In the article, Minorsky explained that textbooks must balance historical science and modern science: “If it’s all historical, then it's not up to date. If it’s all cutting edge, there’s no context.” Because textbooks are essentially a summary of the literature, he says that they have to trace the major findings, how these were discovered, and what eventually led to our current understanding. “But at the same time, you also want to create the excitement of modern science, so it's also important to include some cutting-edge research,” he said.

Originally brought on as a ghost author for the 5th edition of the textbook before becoming a contributing author and now a co-author, Minorsky explained the strategy for writing and revising the textbook: “We try to blend the old and the new rather than compartmentalize them. Some textbooks, for example, rely on little sidebars that talk about recent developments or the historical past. We try not to use those. We try to blend everything together into a coherent and interesting story.”

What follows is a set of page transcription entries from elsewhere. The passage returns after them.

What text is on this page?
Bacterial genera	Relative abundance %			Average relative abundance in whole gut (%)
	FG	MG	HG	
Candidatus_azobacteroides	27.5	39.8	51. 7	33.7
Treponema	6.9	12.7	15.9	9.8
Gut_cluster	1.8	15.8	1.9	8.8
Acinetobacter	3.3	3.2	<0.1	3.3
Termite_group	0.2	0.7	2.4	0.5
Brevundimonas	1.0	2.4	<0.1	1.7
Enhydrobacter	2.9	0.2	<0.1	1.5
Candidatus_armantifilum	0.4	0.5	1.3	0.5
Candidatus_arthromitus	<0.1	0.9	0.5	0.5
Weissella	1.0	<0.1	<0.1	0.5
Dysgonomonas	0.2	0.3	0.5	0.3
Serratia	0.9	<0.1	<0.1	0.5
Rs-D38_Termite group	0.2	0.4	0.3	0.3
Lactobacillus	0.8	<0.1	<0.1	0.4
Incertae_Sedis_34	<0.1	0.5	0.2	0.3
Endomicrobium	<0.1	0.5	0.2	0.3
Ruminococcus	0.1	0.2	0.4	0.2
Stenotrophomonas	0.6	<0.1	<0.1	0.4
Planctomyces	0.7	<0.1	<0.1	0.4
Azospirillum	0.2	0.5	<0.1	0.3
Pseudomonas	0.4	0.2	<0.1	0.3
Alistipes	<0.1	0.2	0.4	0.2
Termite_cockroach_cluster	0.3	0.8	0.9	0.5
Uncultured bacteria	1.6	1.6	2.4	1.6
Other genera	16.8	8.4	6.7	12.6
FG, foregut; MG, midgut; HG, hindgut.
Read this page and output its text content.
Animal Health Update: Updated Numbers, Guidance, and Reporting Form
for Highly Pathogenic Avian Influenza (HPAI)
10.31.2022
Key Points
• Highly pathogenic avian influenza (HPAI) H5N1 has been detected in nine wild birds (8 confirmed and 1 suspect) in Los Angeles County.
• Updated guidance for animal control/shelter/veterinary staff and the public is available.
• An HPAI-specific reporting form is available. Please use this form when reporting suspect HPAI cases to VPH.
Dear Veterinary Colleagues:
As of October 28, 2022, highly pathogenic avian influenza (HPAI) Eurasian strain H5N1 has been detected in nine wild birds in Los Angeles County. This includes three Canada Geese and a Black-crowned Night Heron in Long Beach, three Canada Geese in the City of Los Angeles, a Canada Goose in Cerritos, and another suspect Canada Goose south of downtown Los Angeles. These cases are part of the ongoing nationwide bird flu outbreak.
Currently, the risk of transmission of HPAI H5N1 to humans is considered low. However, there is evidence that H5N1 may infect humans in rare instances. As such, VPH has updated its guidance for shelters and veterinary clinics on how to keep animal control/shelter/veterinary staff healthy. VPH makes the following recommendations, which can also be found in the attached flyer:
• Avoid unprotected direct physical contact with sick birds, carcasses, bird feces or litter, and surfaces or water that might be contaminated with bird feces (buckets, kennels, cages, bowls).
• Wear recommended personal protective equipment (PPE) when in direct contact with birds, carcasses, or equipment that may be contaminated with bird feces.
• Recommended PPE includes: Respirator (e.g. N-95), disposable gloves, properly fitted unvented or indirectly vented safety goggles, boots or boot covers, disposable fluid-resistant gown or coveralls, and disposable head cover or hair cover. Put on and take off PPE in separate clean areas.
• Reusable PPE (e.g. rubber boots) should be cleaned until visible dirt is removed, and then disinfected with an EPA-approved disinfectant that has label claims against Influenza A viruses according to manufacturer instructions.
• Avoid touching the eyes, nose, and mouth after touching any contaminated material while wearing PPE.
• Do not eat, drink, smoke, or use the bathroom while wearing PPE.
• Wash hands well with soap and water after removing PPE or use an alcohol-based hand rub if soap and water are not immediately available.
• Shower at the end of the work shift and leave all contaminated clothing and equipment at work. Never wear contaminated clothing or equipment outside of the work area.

The textbook includes a note at the end of the first chapter asserting that the underrepresentation of diverse views hampers the progress of science. In addition, each section includes an interview with a modern scientist representing a diverse background. . Minorsky explained that the original author of the textbook, Neil Campbell, included interviews with eminent scientists. “As we progressed, however, we realized that there were a lack of role models for students from groups that are underrepresented in science. So we made the conscious decision to include interviews with a lot of people from these underrepresented groups. In general, their stories are a lot more compelling than those of us whose parents paid for our education or didn't face any discrimination.”